Het mysterie van dromen was voor columnist Annabel Nijhof een van de redenen om psychologie te gaan studeren. Heeft de wetenschap dat mysterie inmiddels ontrafeld?
Ik zit hoog in een lantaarnpaal. Beneden op straat staat een monsterlijk beest nijdig te blaffen. Ik voel mezelf omlaag zakken en raak in paniek. Met mijn laatste krachten zwaai ik mijn been hard naar beneden, precies op de kop van …
“Au!” Geschrokken vliegen mijn vriend en ik overeind in bed. “Een nachtmerrie”, mompel ik verontschuldigend, terwijl hij over zijn pijnlijke been wrijft. Wonderlijk … die heb ik normaal nooit!
Dromen hebben me altijd gefascineerd. Ik schreef er werkstukken over, hield lang een dromendagboek bij, en het mysterie eromheen droeg bij aan mijn keuze om psychologie te gaan studeren. Is dat mysterie inmiddels opgelost?
Sigmund Freud had zijn antwoord klaar: in zijn boek Droomduiding beschreef hij meerdere dromen en nachtmerries, en hoe die een uiting zijn van verlangens en angsten van ons onderbewuste. Maar zodra wetenschappers zich verdiepten in de biologische oorzaak van dromen werden zijn ideeën algauw als achterhaald beschouwd – al is droomduiding nog altijd een populaire pseudowetenschap. Men ontdekte dat dromen, en dus ook nachtmerries, voornamelijk plaatsvinden tijdens de remslaap, waarin we snelle oogbewegingen maken en onze spieren zich volledig ontspannen. De hersenstam geeft in deze fase het signaalstofje acetylcholine af, waardoor bepaalde delen van het brein (ogenschijnlijk willekeurig) actief worden en het dromen begint.

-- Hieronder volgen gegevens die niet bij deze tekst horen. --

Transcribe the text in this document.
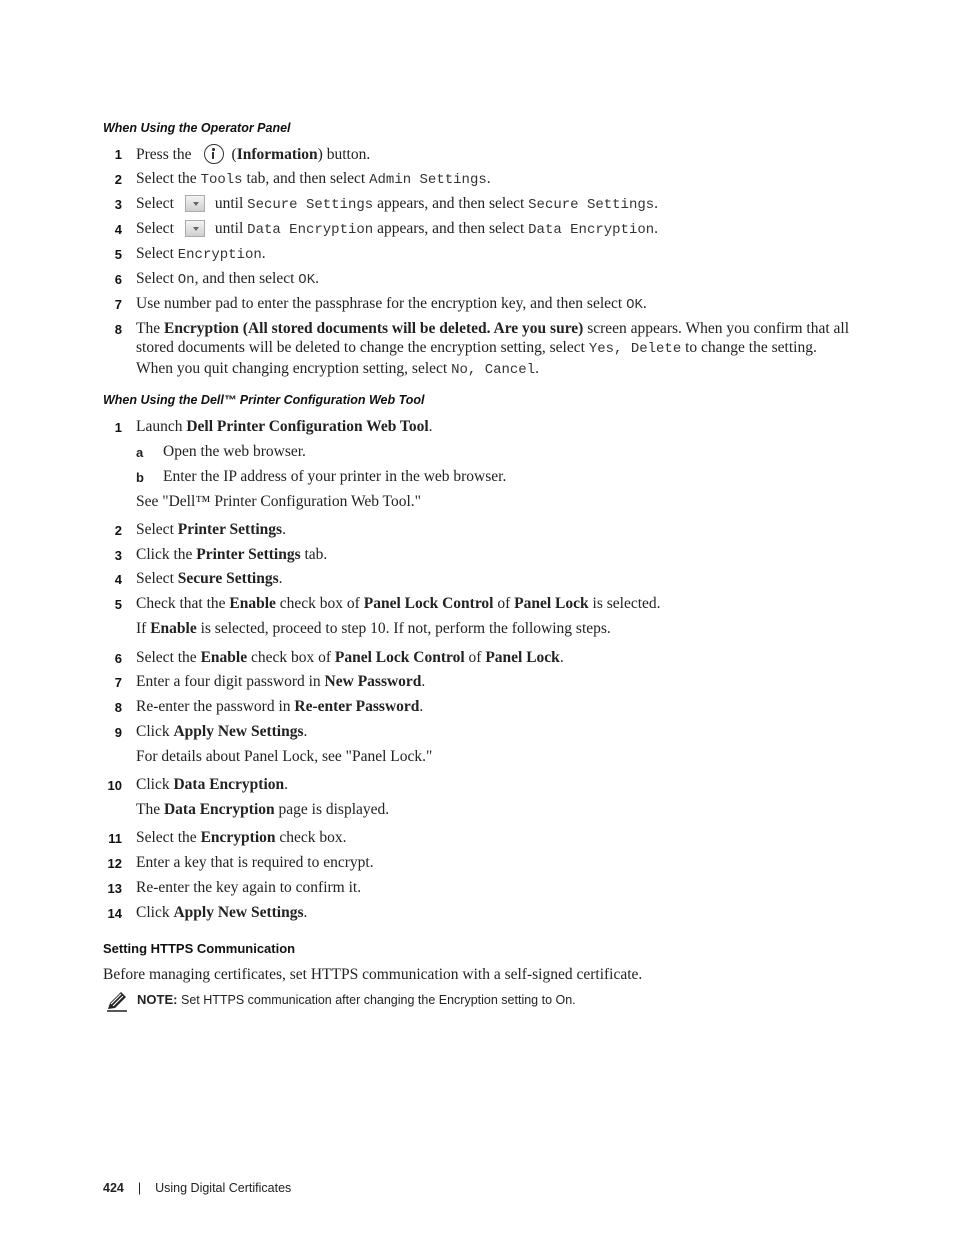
When Using the Operator Panel
1 Press the	(Information) button.
2 Select the Tools tab, and then select Admin Settings.
3 Select	until Secure Settings appears, and then select Secure Settings.
4 Select	until Data Encryption appears, and then select Data Encryption.
5 Select Encryption.
6 Select On, and then select OK.
7 Use number pad to enter the passphrase for the encryption key, and then select OK.
8 The Encryption (All stored documents will be deleted. Are you sure) screen appears. When you confirm that all stored documents will be deleted to change the encryption setting, select Yes, Delete to change the setting. When you quit changing encryption setting, select No, Cancel.
When Using the Dell™ Printer Configuration Web Tool
1 Launch Dell Printer Configuration Web Tool.
a Open the web browser.
b Enter the IP address of your printer in the web browser.
See "Dell™ Printer Configuration Web Tool."
2 Select Printer Settings.
3 Click the Printer Settings tab.
4 Select Secure Settings.
5 Check that the Enable check box of Panel Lock Control of Panel Lock is selected.
If Enable is selected, proceed to step 10. If not, perform the following steps.
6 Select the Enable check box of Panel Lock Control of Panel Lock.
7 Enter a four digit password in New Password.
8 Re-enter the password in Re-enter Password.
9 Click Apply New Settings.
For details about Panel Lock, see "Panel Lock."
10 Click Data Encryption.
The Data Encryption page is displayed.
11 Select the Encryption check box.
12 Enter a key that is required to encrypt.
13 Re-enter the key again to confirm it.
14 Click Apply New Settings.
Setting HTTPS Communication
Before managing certificates, set HTTPS communication with a self-signed certificate.
NOTE: Set HTTPS communication after changing the Encryption setting to On.
424 | Using Digital Certificates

Toch lijken dromen niet zomaar een bijproduct van toevallig geactiveerde hersengebieden. Slaaponderzoekers schrijven er diverse nuttige functies aan toe. Dromen zouden ons helpen om herinneringen beter op te slaan, maar ook om onze emoties beter te leren reguleren. Voor nachtmerries ligt het complexer, vooral omdat de verklaringen daar tegenstrijdig lijken. Enerzijds zouden deze negatief geladen dromen ons óók leren omgaan met emoties, maar in extreme vorm. Dat zou bovendien evolutionair nut hebben: door in de nachtmerrie een bedreigende situatie te simuleren, zoals een tijger die je achtervolgt, bereid je je voor op dreigingen in het echte leven.

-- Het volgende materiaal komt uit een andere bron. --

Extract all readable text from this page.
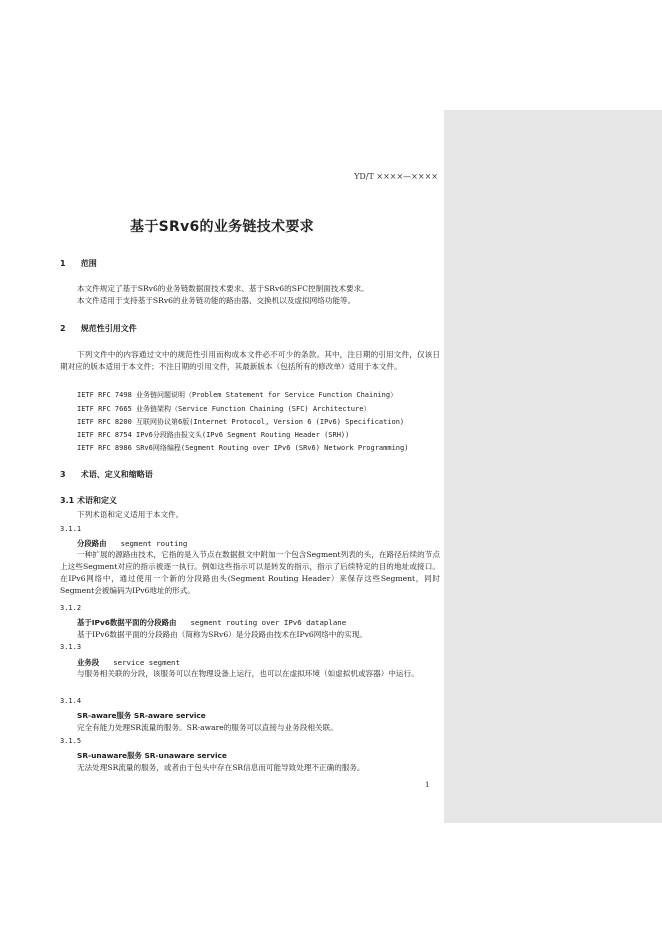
YD/T ××××—××××
基于SRv6的业务链技术要求
1 范围
本文件规定了基于SRv6的业务链数据面技术要求、基于SRv6的SFC控制面技术要求。
本文件适用于支持基于SRv6的业务链功能的路由器、交换机以及虚拟网络功能等。
2 规范性引用文件
下列文件中的内容通过文中的规范性引用而构成本文件必不可少的条款。其中，注日期的引用文件，仅该日期对应的版本适用于本文件；不注日期的引用文件，其最新版本（包括所有的修改单）适用于本文件。
IETF RFC 7498 业务链问题说明（Problem Statement for Service Function Chaining）
IETF RFC 7665 业务链架构（Service Function Chaining (SFC) Architecture）
IETF RFC 8200 互联网协议第6版(Internet Protocol, Version 6 (IPv6) Specification)
IETF RFC 8754 IPv6分段路由报文头(IPv6 Segment Routing Header (SRH))
IETF RFC 8986 SRv6网络编程(Segment Routing over IPv6 (SRv6) Network Programming)
3 术语、定义和缩略语
3.1 术语和定义
下列术语和定义适用于本文件。
3.1.1
分段路由 segment routing
一种扩展的源路由技术，它指的是入节点在数据报文中附加一个包含Segment列表的头，在路径后续的节点上这些Segment对应的指示被逐一执行。例如这些指示可以是转发的指示，指示了后续特定的目的地址或接口。在IPv6网络中，通过使用一个新的分段路由头(Segment Routing Header）来保存这些Segment，同时Segment会被编码为IPv6地址的形式。
3.1.2
基于IPv6数据平面的分段路由 segment routing over IPv6 dataplane
基于IPv6数据平面的分段路由（简称为SRv6）是分段路由技术在IPv6网络中的实现。
3.1.3
业务段 service segment
与服务相关联的分段，该服务可以在物理设备上运行，也可以在虚拟环境（如虚拟机或容器）中运行。
3.1.4
SR-aware服务 SR-aware service
完全有能力处理SR流量的服务。SR-aware的服务可以直接与业务段相关联。
3.1.5
SR-unaware服务 SR-unaware service
无法处理SR流量的服务，或者由于包头中存在SR信息而可能导致处理不正确的服务。
1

Dromen helpen om herinneringen beter op te slaan, maar ook om emoties te leren reguleren
Anderzijds toont onderzoek aan dat nachtmerries vaak een negatieve impact hebben op onze mentale gezondheid. Soms zijn ze dan ook geen uiting van goede emotieregulatie, maar net van het mislukken daarvan, stelt de zogenaamde affectnetwerk-dysfunctie-theorie. Die baseert zich op het netwerk van emotieregulatie in het brein. Normaal wordt dit netwerk tijdens dromen ingezet om angstige herinneringen te onderdrukken of te neutraliseren, maar tijdens nachtmerries zou dat systeem niet goed functioneren.

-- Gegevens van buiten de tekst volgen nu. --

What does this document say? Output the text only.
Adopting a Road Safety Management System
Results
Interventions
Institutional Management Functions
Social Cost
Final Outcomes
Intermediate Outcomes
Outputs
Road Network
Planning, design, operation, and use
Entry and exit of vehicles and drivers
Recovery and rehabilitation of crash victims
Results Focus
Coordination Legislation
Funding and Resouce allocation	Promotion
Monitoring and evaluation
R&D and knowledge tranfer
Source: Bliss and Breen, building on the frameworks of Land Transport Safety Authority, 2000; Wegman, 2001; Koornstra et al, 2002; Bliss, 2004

Daar lijkt wat in te zitten. Kinderen hebben bijvoorbeeld vaker nachtmerries dan volwassenen, mogelijk omdat hun angstregulatienetwerk nog niet zo goed werkt. Verder hebben mensen ook meer nachtmerries tijdens stress, iets wat ook chronische vormen kan aannemen, zoals bij mensen met een angststoornis of posttraumatische stressstoornis (PTSS). Voor PTSS zijn nachtmerries zelfs een van de diagnostische criteria, waarbij in de droom vaak elementen van het trauma worden herbeleefd.
Voor hardnekkige nachtmerries bestaat gelukkig een redelijk succesvolle therapie. Je moet dan een alternatief, positief einde bedenken voor de droom en je die goede afloop meerdere keren per dag inbeelden om zo de boodschap te neutraliseren. Voor minder hardnekkige nachtmerries geldt dat ze vaak vanzelf verdwijnen zodra de stressvolle periode voorbij is. Psychologen raden aan niet te veel waarde te hechten aan de inhoud van dit soort dromen.
Ik heb dus geen reden om plots in lantaarnpalen te gaan klimmen. En tóch denk ik dat mijn onderbewuste me iets wil zeggen: “Er is stress in je leven – doe rustig aan!” Mijn vriend zal me dankbaar zijn.